Pre-Show. Identities on Display / Positionen

Das Museum empfängt seine Gäste

Das Foyer als erweiterter Ausstellungsraum, persönliche Habseligkeiten als Museumsexponate und was es bedeutet, das Publikum mit sich selbst zu konfrontieren: Die Architektin Barbara Holzer, die Künstlerin Karin Sander und die Kuratorin Monika Zessnik im Gespräch über „Pre-Show. Identities on Display“.
Interview: Barbara Schindler

Mit dem Büro Holzer Kobler Architekturen waren Sie angefragt worden, einen Beitrag für das Humboldt Lab zu entwickeln. War anfangs schon klar, worauf der inhaltliche Fokus liegen wird?

Barbara Holzer: Die Grundidee entstand im Juni 2012, als wir von Martin Heller zum Workshop „Fragen stellen“ eingeladen wurden. Dabei interessierte mich speziell das Thema der „Einstiege“ in Museen: Wie kann man bei den Besuchern einen Switch von der Alltagswelt in andere Kulturen und Zeiten schaffen, und welche Bedeutung haben ethnologische Sammlungen heute? Als Folge dieser Diskussion interessierte es mich, einen solchen „Einstieg“ bzw. eine „Pre-Show“ zu diesem Thema zu entwickeln.

Im weiteren Verlauf kam es zur Zusammenarbeit mit Karin Sander – was hat sie dazu veranlasst?

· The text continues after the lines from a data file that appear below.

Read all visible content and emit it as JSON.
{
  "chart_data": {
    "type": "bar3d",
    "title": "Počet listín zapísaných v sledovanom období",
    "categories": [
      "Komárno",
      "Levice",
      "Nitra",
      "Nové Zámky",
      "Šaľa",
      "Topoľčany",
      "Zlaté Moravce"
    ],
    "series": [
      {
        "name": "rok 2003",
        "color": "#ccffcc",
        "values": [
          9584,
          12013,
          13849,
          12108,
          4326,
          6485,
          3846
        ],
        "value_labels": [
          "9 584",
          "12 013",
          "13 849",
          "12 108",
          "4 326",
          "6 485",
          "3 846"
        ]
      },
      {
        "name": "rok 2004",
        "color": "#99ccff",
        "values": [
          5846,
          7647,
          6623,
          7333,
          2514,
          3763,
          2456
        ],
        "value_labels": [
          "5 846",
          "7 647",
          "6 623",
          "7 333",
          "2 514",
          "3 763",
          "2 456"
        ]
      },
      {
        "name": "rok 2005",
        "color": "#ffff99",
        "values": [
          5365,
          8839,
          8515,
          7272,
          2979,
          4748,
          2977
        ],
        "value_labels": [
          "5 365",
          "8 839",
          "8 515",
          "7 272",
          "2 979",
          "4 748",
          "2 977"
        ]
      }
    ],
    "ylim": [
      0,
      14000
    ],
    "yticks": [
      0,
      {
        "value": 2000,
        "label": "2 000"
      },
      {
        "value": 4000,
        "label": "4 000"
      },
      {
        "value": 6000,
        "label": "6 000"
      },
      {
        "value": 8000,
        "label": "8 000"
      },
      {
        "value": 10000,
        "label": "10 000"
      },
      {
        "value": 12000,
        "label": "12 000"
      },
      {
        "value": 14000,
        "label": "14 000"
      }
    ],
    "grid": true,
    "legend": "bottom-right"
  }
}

Holzer: Wir arbeiten gerne in Kooperationen, weil wir so Dinge immer wieder neu spiegeln können. Karin Sander und ich sind uns immer wieder begegnet und ich dachte mir, dass dies eine spannende gemeinsame Aufgabe sein könnte. Als ich Karin Sander kontaktierte, war sie von der Idee der Zusammenarbeit sehr angetan. So haben wir uns gemeinsam an das Projekt gemacht.

Können Sie den Moment rekonstruieren, als die Idee konkret wurde, eine Arbeit im Foyer zu realisieren und die Konvention der Garderobe aufzugreifen?

Karin Sander: Nachdem wir uns die Dahlemer Sammlungen angeschaut hatten, trafen wir uns im Foyer. Uns war sofort klar, dass das der Ort ist, der uns beide am meisten interessiert. Wir haben dort viel Zeit verbracht, haben geschaut und beobachtet. Vom künstlerischen Ansatz her wollte ich die Handlungen, die im Eingangsbereich stattfinden, mit in das Thema der Arbeit aufnehmen. Zwei Besucherinnen waren hierbei für mich der Auslöser: Die eine hatte rosa Gummistiefel und einen braunen Pullover an, die andere trug braune Gummistiefel und einen rosa Pullover und so ausgesucht waren auch die Gegenstände, die sie an der Garderobe ablegen mussten. Den einzelnen Accessoires begegnen wir im abgesicherten Ausstellungsbereich des Museums wieder. Dort stammen sie zwar aus anderen Zeiten und Kulturen, aber sie verweisen auf Personen, die nicht mehr anwesend sind, uns aber im Zusammenhang mit der Sammlung vergegenwärtigt werden. Dieser gegenwartsbezogene Kontext hat mich interessiert. Die Idee, den historischen Exponaten aus aller Welt heutige gegenüberzustellen, lag aber nicht sofort auf der Hand, sondern kam allein durch die Beobachtung und im Dialog anlässlich dieser komplexen Situation zustande.

Entstanden sind im Foyer aufgestellte Vitrinen, die Gäste für ihre Garderobe nutzen konnten. Was war Ihnen dabei wichtiger: der spielerische Umgang mit der Vitrine oder die Vorwegnahme der Schaukästen und Präsentationen, wie sie später im Museum zu sehen sind?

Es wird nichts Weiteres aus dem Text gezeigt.